This article to share the content is three kinds of commonly used Python Chinese word breaker tool, has a certain reference value, the need for friends can refer to
These three kinds of word-breaker tools, here to share the next ~
1.jieba participle:
#-*-Coding:utf-8-*-import osimport codecsimport jiebaseg_list = Jieba.cut (' Deng Chao, 1979 born in Nanchang, China, Chinese actor, film director, investment producer, Internet investors. ') F1 = Codecs.open ("D2w_ltp.txt", "W") print "/". Join (Seg_list) for I in Seg_list: f1.write (I.encode ("Utf-8")) F1.write (str (""))
Effect:
Deng Chao/,/1979//born/Jiangxi/Nanchang/,/China/mainland/actor/,/Film/director/,/investment/producer///Internet/investor/.

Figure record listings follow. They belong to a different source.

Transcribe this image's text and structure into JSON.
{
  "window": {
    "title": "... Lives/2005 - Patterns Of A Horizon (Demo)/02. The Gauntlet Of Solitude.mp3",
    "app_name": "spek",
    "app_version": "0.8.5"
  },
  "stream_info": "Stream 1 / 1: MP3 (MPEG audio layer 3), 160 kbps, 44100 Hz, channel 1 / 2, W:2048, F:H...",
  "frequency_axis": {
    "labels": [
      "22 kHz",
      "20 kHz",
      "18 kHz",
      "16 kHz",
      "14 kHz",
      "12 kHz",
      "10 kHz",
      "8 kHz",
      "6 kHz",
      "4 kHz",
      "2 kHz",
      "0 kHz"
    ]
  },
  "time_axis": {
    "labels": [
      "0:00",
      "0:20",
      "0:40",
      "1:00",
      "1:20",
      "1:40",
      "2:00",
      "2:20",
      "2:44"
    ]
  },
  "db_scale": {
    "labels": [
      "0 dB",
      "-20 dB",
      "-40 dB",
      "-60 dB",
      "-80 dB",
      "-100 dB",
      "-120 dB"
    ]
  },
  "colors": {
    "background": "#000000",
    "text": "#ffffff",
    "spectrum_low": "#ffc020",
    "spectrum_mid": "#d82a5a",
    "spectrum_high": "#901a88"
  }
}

This includes stuttering participle and writing the file form
It is noteworthy that the stutter participle comes out of the character encoding is ' Unicode ' encoding, we need to put Unicode---Utf-8
2. Zhang Huaping Teacher's Nlpir
(Https://github.com/NLPIR-team/NLPIR)
Here's the GitHub address for Zhang Huaping, a friend you need to go to the teacher's git and get licence
There are two kinds: 10-day \ one-month
Of course, the detailed code and installation package I also uploaded to the csdn above, interested friends can see (or need to update licence)
It is worth mentioning that most of the domestic papers are using this word breaker tool, more authoritative
r = Open (' Text_no_seg.txt ', ' r ') List_senten = []sentence = ' Deng Chao, born in 1979 in Nanchang, Jiangxi Province, Chinese actor, film director, investment producer, internet investor. ' For I in seg (sentence): list_senten.append (i[0]) print "/". Join (list_senten) F1 = Codecs.open ("D2w_ltp.txt", "W") For I in seg (sentence): f1.write (i[0]) f1.write (str (""))
Effect:
Deng Chao/,/1979/born/In/Jiangxi/Nanchang/,/China/mainland/male/actor/,/Film/director/,/investment/production/people/,/Internet/investor/.
Of course, Nlpir has a good effect on named entity recognition:
Deng Chao nr, wd1979 year t born VI in P Jiangxi NS Nanchang NS, WD China NS Inland s male b actor N, wn film n director N, WN Investment n produced vi people n, WN Internet n investor N. Wj
3. Harbin LTP
#-*-Coding:utf-8-*-import osimport codecsfrom pyltp import segmentor# word def segmentor (sentence): segmentor = Segmen Tor () # Initialize instance segmentor.load (' Ltp_data/cws.model ') # load model words = segmentor.segment (sentence) # participle words_list = list (words) segmentor.release () # release model return WORDS_LISTF1 = Codecs.open ("D2w_ Ltp.txt "," w ") sentence = ' Deng Chao, born in 1979 in Nanchang, Jiangxi Province, Chinese actor, film director, investment producer, internet investor. ' Print '/'. Join (Segmentor (sentence)) for I in Segmentor (sentence): f1.write (i) f1.write (str (""))
Effect:
Deng//,/1979 Year/born/In/Jiangxi/Nanchang/,/China/mainland/male/actor/,/Film/director/,/investment/producer/,/Internet/investor/.